Tim Dickson dickson.tim at googlemail.com
Wed Aug 22 21:53:34 UTC 2018

On 22/08/2018 15:55, thyr at airmail.cc wrote:
>> Each SlackBuild archive is signed by the SBo devs, so any 
>> modifications on the server (or in-between) would fail subsequent 
>> verification. In that case it's the GPG signature that you trust to 
>> verify the .info file contents (and all the rest of the SlackBuild 
>> stuff), not the MD5 sum or whatever else is inside it.
> Sorry, the question I had in mind was about MD5 sums inside it. Seems 
> kind of strange that SlackBuild archive is protected by GPG signature, 
> but the actual source tarball is not signed and is protected by 
> (obsolete) MD5 checksum. Aren't this situation an opportunity to MITM 
> the source tarball itself, since some DOWNLOAD links are provided 
> trough plain HTTP?
unless you are running over public wifi or internet cafe, a MITM attack 
on a source gz is less likely than someone breaking in to your 
hoise/business and planting malware on your pc/laptop. It would mean 
your ISP was compromised, in  which case you have bigger issues to worry 
about than sourcde code frome some sites being changed on the fly.
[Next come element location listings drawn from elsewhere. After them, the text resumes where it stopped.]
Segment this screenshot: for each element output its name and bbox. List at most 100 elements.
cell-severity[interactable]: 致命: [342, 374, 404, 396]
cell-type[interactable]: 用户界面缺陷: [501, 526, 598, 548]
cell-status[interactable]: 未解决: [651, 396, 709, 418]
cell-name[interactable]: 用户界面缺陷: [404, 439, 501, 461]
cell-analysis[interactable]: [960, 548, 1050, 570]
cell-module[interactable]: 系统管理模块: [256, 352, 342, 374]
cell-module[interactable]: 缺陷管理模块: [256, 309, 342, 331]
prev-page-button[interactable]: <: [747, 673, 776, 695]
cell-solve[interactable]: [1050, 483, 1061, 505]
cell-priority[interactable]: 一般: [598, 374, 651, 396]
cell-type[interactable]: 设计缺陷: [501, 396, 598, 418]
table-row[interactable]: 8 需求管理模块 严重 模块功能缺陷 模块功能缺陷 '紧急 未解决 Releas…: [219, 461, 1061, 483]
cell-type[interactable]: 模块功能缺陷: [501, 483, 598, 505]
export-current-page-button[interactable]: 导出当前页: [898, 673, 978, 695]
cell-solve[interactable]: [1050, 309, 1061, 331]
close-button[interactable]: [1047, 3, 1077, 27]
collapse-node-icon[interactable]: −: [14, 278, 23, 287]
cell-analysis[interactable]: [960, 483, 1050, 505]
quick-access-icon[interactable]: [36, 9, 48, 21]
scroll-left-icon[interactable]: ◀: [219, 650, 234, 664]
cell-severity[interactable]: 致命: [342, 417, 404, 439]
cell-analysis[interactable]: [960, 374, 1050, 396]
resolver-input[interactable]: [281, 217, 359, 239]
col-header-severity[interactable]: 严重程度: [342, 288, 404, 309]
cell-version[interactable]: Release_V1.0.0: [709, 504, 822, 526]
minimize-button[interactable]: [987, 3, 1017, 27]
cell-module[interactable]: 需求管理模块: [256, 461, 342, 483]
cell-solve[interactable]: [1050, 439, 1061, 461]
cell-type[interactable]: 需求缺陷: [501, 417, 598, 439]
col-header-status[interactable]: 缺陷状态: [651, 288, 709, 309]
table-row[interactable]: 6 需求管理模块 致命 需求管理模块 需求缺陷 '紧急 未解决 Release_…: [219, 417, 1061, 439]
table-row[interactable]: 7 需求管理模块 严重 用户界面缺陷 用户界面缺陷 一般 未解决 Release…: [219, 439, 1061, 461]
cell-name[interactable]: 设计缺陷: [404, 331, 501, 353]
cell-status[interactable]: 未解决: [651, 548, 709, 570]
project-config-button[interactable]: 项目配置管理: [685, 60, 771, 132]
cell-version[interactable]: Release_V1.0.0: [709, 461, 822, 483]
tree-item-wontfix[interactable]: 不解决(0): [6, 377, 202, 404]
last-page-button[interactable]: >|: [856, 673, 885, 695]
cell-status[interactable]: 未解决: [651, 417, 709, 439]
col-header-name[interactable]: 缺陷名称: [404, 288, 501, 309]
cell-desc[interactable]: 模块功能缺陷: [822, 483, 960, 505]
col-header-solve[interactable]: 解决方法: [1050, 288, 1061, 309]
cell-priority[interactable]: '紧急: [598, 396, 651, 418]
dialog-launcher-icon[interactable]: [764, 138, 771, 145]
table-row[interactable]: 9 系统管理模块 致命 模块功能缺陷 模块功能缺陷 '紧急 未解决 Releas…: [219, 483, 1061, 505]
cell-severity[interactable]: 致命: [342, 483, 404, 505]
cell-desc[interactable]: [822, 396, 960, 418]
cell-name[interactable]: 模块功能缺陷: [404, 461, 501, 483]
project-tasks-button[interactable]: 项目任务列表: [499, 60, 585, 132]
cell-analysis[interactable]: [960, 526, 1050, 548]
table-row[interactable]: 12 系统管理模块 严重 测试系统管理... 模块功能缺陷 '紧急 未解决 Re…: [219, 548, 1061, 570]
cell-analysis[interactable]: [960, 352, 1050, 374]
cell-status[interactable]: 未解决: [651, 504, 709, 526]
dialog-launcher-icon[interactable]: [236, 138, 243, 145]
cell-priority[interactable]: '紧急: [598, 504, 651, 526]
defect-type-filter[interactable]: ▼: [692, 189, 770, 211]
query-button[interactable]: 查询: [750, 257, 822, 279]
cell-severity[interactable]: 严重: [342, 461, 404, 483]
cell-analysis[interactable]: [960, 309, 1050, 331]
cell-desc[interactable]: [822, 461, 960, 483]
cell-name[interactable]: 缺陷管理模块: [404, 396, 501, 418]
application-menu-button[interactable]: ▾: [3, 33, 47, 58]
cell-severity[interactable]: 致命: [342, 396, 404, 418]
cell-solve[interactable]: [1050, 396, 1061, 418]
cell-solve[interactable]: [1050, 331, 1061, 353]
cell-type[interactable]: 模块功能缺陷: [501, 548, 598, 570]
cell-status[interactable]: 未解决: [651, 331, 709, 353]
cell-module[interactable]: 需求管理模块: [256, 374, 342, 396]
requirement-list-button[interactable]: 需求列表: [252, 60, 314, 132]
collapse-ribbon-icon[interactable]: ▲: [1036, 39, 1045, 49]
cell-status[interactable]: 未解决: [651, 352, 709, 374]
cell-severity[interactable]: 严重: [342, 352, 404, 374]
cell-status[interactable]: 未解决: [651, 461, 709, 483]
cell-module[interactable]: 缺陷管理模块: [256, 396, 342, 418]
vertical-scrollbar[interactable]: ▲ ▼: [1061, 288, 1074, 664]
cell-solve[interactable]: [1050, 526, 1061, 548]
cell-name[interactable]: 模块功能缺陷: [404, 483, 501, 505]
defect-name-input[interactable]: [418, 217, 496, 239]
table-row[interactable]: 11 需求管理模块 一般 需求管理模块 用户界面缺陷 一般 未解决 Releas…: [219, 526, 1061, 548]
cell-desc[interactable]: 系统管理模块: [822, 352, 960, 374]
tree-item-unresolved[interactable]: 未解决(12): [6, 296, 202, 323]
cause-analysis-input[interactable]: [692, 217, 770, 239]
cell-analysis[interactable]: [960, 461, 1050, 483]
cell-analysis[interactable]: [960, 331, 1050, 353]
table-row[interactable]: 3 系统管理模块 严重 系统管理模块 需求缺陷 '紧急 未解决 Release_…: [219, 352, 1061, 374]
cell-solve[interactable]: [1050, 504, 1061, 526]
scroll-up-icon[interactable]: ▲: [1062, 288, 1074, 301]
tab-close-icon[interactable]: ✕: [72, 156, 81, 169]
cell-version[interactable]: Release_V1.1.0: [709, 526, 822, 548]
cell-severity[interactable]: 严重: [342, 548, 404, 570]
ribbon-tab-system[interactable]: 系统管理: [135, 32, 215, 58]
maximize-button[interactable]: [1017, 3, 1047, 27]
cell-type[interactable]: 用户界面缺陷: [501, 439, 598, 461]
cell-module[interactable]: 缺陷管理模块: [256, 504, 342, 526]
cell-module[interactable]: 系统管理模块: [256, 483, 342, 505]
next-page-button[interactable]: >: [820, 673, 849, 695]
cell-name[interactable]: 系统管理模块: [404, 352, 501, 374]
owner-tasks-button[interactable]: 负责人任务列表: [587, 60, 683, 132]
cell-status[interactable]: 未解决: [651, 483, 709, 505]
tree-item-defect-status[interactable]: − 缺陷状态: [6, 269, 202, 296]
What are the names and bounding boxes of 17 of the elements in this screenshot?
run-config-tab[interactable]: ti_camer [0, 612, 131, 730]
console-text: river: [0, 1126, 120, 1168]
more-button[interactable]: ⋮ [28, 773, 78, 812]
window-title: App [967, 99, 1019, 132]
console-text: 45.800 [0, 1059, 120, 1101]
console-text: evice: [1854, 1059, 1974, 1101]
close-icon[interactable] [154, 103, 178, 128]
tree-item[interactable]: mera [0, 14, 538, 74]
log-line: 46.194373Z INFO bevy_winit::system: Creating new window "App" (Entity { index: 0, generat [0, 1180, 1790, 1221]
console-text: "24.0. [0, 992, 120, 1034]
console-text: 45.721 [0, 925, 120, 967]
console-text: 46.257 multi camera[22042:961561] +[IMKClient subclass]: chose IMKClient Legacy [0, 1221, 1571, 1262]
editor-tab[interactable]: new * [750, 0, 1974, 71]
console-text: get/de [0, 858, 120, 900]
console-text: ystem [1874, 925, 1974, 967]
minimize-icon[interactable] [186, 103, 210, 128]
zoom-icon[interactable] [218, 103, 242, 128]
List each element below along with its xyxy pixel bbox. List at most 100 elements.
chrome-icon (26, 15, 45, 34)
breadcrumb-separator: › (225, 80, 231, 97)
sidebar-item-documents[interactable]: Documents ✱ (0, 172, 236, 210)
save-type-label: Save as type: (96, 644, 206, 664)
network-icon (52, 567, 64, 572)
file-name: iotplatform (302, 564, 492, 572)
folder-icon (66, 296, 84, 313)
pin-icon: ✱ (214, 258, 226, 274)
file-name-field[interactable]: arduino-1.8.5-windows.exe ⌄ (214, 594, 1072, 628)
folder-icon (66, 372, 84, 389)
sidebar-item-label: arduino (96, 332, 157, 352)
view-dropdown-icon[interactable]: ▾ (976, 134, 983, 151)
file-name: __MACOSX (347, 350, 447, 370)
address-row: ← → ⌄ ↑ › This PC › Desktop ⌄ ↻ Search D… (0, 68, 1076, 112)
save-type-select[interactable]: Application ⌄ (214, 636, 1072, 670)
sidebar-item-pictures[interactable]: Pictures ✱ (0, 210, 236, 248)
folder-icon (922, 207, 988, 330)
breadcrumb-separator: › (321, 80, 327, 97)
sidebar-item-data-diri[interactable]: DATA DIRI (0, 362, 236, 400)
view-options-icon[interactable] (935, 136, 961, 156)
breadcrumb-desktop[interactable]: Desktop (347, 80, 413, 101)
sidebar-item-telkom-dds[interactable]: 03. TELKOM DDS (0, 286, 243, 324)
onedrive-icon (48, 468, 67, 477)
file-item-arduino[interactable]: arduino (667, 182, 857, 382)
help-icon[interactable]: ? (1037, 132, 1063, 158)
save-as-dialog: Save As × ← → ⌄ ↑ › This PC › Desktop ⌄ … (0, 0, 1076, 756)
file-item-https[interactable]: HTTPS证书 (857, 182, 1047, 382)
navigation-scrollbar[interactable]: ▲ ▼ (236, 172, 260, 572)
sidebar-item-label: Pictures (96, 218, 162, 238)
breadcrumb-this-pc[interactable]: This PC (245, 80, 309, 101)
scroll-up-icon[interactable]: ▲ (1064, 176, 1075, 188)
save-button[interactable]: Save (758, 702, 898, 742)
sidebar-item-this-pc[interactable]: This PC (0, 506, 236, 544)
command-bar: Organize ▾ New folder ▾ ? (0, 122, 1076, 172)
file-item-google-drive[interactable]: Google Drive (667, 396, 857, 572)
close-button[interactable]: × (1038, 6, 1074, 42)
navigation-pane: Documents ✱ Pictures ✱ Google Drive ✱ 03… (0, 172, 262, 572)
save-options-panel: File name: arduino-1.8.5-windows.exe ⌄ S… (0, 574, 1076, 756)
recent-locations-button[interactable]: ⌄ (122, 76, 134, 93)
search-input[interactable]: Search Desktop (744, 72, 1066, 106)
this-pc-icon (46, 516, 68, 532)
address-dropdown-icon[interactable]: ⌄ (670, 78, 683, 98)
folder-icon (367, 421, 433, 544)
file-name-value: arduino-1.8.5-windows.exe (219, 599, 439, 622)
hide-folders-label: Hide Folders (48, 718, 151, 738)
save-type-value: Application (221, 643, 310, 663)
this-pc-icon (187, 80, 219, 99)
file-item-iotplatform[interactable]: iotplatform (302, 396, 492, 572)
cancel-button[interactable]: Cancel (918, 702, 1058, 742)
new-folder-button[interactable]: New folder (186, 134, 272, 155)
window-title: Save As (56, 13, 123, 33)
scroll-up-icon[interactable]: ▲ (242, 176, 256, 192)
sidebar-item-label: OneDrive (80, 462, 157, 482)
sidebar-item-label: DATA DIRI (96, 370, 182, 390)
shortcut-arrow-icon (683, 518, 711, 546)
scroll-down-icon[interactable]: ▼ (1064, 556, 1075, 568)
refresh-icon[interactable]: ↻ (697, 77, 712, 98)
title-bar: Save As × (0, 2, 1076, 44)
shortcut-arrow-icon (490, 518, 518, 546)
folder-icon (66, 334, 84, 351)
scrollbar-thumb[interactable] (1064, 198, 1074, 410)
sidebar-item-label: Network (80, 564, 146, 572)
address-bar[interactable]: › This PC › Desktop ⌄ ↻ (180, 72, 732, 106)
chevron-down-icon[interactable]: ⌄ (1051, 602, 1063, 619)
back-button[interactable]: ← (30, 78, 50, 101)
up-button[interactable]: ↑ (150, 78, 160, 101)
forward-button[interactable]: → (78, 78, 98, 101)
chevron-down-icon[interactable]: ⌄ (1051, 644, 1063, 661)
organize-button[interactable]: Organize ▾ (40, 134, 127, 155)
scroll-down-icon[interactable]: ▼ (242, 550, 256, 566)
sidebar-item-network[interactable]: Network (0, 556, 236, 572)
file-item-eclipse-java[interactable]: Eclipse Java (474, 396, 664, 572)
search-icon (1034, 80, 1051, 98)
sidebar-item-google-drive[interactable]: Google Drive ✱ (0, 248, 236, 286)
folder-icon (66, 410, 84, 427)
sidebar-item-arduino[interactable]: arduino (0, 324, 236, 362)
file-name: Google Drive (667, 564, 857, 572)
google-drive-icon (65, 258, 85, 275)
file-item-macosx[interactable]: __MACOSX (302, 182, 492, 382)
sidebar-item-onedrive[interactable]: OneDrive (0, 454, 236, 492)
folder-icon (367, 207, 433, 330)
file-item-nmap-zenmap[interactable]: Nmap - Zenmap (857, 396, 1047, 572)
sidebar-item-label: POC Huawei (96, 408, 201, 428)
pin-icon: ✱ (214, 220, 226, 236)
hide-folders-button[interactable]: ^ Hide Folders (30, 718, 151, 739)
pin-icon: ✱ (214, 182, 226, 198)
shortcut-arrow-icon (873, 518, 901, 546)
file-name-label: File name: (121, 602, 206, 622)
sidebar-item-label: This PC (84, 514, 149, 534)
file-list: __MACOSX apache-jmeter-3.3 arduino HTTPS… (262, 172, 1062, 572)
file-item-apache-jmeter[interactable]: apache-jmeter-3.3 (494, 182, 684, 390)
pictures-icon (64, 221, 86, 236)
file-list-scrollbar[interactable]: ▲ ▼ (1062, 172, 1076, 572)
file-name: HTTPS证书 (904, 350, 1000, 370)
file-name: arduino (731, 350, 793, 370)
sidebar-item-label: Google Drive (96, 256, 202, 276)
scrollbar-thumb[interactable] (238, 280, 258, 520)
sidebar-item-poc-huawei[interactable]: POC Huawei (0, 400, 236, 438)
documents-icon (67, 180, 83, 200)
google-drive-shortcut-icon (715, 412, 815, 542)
When you bear in mind that source code is usually compressed, it is not 
so easy to change bits while keeping the md5 sum the same and also not 
causing the archive to be un-openable because of the changes.- the 
changes would break the checksums inside the gz file format.
> GnuPG FAQ quote (https://gnupg.org/faq/gnupg-faq.html#define_sha):
>> SHA-224, 256, 384, or 512: This is a massively-overhauled SHA-1 which 
>> generates larger hashes (224, 256, 384, or 512 bits). Right now, 
>> these are the strongest hashes in GnuPG.
> vs
>> MD5 is a 128-bit cryptographic hash function invented by Ron Rivest 
>> (the ‘R’ of ‘RSA’) in the early 1990s. For many years it was one of 
>> the standard algorithms of the field, but is now completely obsolete. 
>> For that reason, MD5 is not supported by GnuPG.
> Wouldn't it be better to use, say, SHA512 instead?